The Joy of Garbage Day
There’s a weird joy I get during garbage day.
Or recyling day. Or cardboard day. It rotates week to week where we are. As I haul out our family’s waste, it allows me a chance to reflect on what I ordered, what I ate, what went to waste, and what were the hopes and dreams during the past two weeks, what new habits am I forming. There is some catharsis in letting those things go and feeling gratitude for them no longer clogging up my domicile. It’s also a bit magical that this orchestration exists for a person in a truck to drive past my home and someone else takes the bin and empties it out… and they do this every week for every home. What fortune!
There’s also some gamification during Garbage Day.
How much waste can I divert from landfill? Can I go with never exceeding the pickup limit?

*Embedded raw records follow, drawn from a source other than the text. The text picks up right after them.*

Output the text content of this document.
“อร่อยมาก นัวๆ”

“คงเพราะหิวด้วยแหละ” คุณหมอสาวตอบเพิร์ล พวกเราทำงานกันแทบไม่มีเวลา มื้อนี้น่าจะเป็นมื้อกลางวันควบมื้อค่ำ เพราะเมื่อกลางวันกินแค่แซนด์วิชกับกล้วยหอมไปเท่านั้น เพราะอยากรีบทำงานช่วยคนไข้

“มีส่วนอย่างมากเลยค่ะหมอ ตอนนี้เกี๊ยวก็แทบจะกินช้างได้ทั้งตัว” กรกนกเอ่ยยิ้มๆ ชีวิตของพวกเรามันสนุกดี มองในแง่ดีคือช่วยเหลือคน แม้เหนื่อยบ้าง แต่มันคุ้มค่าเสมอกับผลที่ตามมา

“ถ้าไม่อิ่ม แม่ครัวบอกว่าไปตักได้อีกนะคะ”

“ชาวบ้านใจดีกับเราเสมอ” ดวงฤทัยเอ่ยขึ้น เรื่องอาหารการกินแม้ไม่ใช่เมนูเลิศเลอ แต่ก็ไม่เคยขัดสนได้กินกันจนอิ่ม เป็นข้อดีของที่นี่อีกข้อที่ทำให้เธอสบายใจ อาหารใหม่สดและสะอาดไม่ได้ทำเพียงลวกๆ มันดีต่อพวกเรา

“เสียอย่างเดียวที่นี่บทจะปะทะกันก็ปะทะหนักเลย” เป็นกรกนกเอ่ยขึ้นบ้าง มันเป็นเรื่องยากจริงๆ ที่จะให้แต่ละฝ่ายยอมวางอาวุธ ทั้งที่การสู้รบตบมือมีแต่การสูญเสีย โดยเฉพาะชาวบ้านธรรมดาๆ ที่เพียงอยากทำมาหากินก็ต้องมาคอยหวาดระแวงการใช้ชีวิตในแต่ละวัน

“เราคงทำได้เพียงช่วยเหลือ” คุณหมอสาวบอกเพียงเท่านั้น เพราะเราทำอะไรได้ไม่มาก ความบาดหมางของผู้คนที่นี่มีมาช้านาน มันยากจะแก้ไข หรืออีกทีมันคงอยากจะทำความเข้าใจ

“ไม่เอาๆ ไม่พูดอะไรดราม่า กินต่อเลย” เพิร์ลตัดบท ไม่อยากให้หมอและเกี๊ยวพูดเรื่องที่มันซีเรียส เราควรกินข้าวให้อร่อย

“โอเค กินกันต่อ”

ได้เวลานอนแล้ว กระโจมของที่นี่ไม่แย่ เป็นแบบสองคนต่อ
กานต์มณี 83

Can I put out to the curb all the recycling without there being an iota of recyclables left in the home? Will I ever go a week with no landfill garbage?
In the mid-nineties, as a young teenager, I attended a seminar on Java. Java was fresh and the only thing I really understood in those lectures was that Java offered automatic garbage collection for memory management. This provided some stability and less work to manage Java-built applications. Garbage Day had come to programming.
Garbage collection, recycling, and the likes fall into the realm of “maintenance” and while we all hail innovation, maintenance and the ability to sustain a stable environment form the basis for future work. It helps a start up go from flash in the pan to unicorn and helps unicorns turn into blue chips.